Smartphone App May Help in Treating Depression

ATLANTA – Daily mood ratings recorded in a smartphone may be a useful way to monitor symptoms and help in treatment for people with depression, according to a new study presented at the Annual Meeting of the American Psychiatric Association.

The study, led by researcher Anh Truong, M.D., with Baylor College of Medicine in Houston, evaluated whether daily mood ratings entered by patients on their phones can help in monitoring and classifying symptoms in people with depression.

Over an eight-week period, participants in the study self-reported their daily moods using the Smartphone and Online Usage Based Evaluation for Depression (SOLVD) mobile app. The SOLVD app was developed by study co-authors at Rice University. Results from the app were compared with results from standard instruments, such as the Patient Health Questionaire-9 (PHQ-9) which were measured biweekly in person by clinicians.

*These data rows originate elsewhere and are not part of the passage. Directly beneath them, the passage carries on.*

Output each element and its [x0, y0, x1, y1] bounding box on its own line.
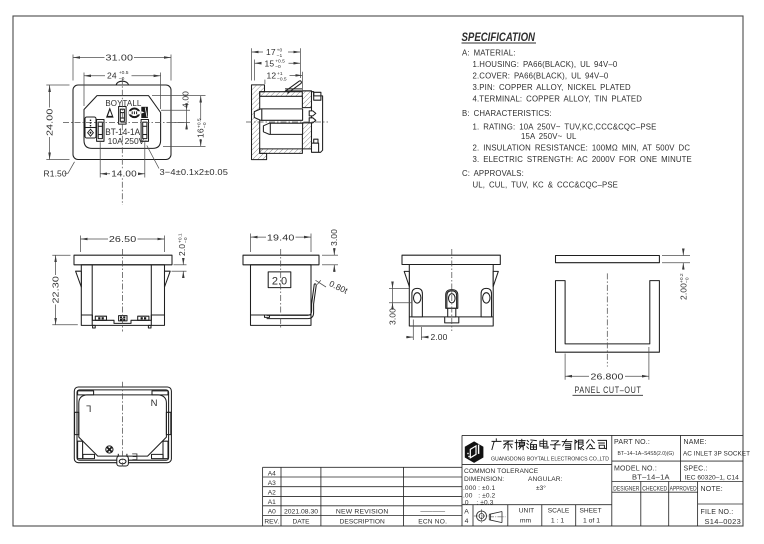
svg-text:+0.5: +0.5 — [275, 59, 285, 65]
svg-text:B: CHARACTERISTICS:: B: CHARACTERISTICS: — [462, 109, 552, 118]
svg-text:3−4±0.1x2±0.05: 3−4±0.1x2±0.05 — [160, 167, 229, 177]
svg-text:A: MATERIAL:: A: MATERIAL: — [462, 49, 516, 58]
svg-text:A: A — [464, 509, 469, 516]
svg-text:14.00: 14.00 — [111, 169, 137, 179]
svg-text:26.800: 26.800 — [591, 372, 624, 382]
svg-text:−0: −0 — [685, 277, 691, 283]
svg-text:GUANGDONG BOYTALL ELECTRONICS: GUANGDONG BOYTALL ELECTRONICS CO.,LTD — [491, 457, 609, 463]
svg-text:+1: +1 — [277, 71, 283, 77]
svg-text:22.30: 22.30 — [51, 276, 61, 304]
svg-text:2.0: 2.0 — [272, 276, 287, 288]
svg-text:2021.08.30: 2021.08.30 — [284, 509, 318, 516]
svg-text:ANGULAR:: ANGULAR: — [528, 476, 563, 483]
svg-text:1. RATING: 10A 250V~ TUV,K: 1. RATING: 10A 250V~ TUV,KC,CCC&CQC–PSE — [473, 122, 657, 131]
svg-text:BT–14–1A–S4S5(2.0)(G): BT–14–1A–S4S5(2.0)(G) — [618, 451, 675, 457]
svg-text:DESIGNER: DESIGNER — [613, 485, 639, 492]
svg-text:2.00: 2.00 — [679, 283, 689, 300]
svg-text:MODEL NO.:: MODEL NO.: — [614, 466, 657, 473]
svg-text:N: N — [151, 398, 158, 409]
svg-text:+0.5: +0.5 — [119, 70, 129, 76]
svg-text:UNIT: UNIT — [519, 508, 534, 515]
svg-text:DESCRIPTION: DESCRIPTION — [340, 518, 385, 525]
svg-text:15: 15 — [265, 58, 275, 68]
svg-text:4: 4 — [465, 518, 469, 525]
svg-text:24.00: 24.00 — [45, 108, 55, 136]
svg-text:NOTE:: NOTE: — [701, 486, 723, 493]
svg-text:.0 : ±0.3: .0 : ±0.3 — [463, 499, 494, 506]
svg-text:UL, CUL, TUV, KC & CCC&CQ: UL, CUL, TUV, KC & CCC&CQC–PSE — [473, 181, 619, 190]
svg-text:24: 24 — [107, 71, 117, 81]
svg-text:S14–0023: S14–0023 — [705, 517, 742, 526]
svg-text:±3°: ±3° — [536, 484, 546, 492]
svg-text:−0: −0 — [202, 122, 208, 128]
svg-text:+0: +0 — [277, 47, 283, 53]
svg-text:2.0: 2.0 — [177, 244, 187, 256]
svg-text:+0.5: +0.5 — [197, 118, 203, 128]
svg-text:ECN NO.: ECN NO. — [418, 518, 447, 525]
svg-text:.000 : ±0.1: .000 : ±0.1 — [463, 485, 495, 492]
svg-text:AC INLET 3P SOCKET: AC INLET 3P SOCKET — [683, 451, 750, 458]
svg-text:17: 17 — [266, 47, 276, 57]
svg-text:31.00: 31.00 — [106, 52, 134, 62]
svg-text:A0: A0 — [268, 509, 276, 516]
svg-text:3. ELECTRIC STRENGTH: AC 2: 3. ELECTRIC STRENGTH: AC 2000V FOR ONE M… — [473, 155, 692, 164]
svg-text:E: E — [132, 450, 138, 461]
svg-text:2.00: 2.00 — [431, 332, 448, 342]
svg-text:NAME:: NAME: — [684, 439, 707, 446]
svg-text:.00 : ±0.2: .00 : ±0.2 — [463, 492, 496, 499]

Truong found that the smartphone ratings correlated with the clinician-administered instruments and the ratings were more closely aligned for people with moderate-to-severe depression than individuals with mild depression. While the results are preliminary because of small sample size, smartphone applications such as SOLVD hold promise as a useful way to monitor depressive symptoms in a clinically depressed population, Truong concluded.

The American Psychiatric Association is a national medical specialty society whose 36,500 physician members specialize in the diagnosis, treatment, prevention and research of mental illnesses, including substance use disorders.